ABSTRACT:

Background

Thymic epithelial tumors (TETs) are a heterogeneous group of rare malignancies which may be devastating, difficult to treat, and for which treatment options are limited. Herein, we investigated the comprehensive genomic alterations of TETs in a Chinese population for providing clinical management, especially targeted therapy.

Methods

Comprehensive genomic profiling (CGP) was performed with DNA targeted sequencing of cancer-associated genes (CSYS) from a cohort of 40 Chinese TET patients. TMB was measured by an in-house algorithm.
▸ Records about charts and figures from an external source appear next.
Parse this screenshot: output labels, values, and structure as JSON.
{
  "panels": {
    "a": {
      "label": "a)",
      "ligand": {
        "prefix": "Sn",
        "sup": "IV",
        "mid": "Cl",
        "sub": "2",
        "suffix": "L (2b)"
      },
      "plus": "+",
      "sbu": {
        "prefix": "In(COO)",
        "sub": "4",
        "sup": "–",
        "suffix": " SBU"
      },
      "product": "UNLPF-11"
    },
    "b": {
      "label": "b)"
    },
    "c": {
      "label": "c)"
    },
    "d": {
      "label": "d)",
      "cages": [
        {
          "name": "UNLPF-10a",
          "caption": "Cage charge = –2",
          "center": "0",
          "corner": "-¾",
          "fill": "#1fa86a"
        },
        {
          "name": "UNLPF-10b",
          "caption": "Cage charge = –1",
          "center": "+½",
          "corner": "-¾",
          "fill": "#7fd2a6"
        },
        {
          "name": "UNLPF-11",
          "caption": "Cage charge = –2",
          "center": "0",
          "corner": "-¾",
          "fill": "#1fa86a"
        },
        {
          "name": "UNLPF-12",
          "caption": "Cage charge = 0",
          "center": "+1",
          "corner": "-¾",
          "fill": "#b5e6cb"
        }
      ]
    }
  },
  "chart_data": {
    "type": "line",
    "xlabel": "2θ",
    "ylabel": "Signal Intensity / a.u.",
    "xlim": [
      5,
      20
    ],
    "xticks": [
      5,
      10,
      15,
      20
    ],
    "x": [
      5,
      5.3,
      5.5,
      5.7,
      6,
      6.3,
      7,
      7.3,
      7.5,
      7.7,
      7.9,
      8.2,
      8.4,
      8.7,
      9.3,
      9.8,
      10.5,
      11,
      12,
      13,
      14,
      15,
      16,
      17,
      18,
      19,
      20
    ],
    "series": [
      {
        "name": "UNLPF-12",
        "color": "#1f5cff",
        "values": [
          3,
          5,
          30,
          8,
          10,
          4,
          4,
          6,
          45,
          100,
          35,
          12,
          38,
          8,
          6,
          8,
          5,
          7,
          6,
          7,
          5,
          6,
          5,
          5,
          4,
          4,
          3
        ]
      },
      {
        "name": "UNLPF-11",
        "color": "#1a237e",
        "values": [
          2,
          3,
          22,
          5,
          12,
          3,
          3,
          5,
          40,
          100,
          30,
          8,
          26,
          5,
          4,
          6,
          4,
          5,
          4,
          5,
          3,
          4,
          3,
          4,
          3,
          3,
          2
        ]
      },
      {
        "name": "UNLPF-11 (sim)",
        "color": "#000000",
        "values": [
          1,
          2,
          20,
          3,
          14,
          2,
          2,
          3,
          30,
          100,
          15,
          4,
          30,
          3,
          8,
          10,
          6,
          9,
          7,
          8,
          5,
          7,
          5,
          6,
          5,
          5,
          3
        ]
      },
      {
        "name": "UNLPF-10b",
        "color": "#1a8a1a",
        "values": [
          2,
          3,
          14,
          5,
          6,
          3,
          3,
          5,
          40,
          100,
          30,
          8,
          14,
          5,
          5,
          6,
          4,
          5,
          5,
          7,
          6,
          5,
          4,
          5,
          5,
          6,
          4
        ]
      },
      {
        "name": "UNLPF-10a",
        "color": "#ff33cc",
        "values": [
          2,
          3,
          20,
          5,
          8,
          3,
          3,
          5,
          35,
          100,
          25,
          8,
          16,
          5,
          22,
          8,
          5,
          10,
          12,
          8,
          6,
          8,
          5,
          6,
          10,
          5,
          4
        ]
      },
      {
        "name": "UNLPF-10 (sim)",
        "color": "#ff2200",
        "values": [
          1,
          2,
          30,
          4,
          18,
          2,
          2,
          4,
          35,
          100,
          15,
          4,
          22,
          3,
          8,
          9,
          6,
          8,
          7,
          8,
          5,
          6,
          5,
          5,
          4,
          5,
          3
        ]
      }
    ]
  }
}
MSI status was inferred based on the MANTIS (Microsatellite Analysis for Normal-Tumor InStability) score. The expression status of PD-L1 was estimated by immunohistochemistry.

Results

The mutational profiling of thymomas (Ts) and thymic neuroendocrine tumors (TNETs) showed scattered mutation distributions with no recurrently mutated genes. In contrast, thymic carcinomas (TCs) did show highly recurrent mutations including CDKN2A, CYLD, CDKN2B, and TP53. Among them, CDKN2A and CDKN2B mutations were the top potentially actionable alterations in TCs. PD-L1 expression was mainly present in Ts and TCs, and was predominant in males and smokers.

Conclusions

Our study provided a comprehensive genetic alteration view on the largest Chinese cohort of TETs to date. The results identified different genomic mutational profiles of Ts, TCs, and TNETs, and analyzed potential druggable biomarkers with clinical implications in Chinese TET patients, which provided the evidence for precision medicine of rare TET patients.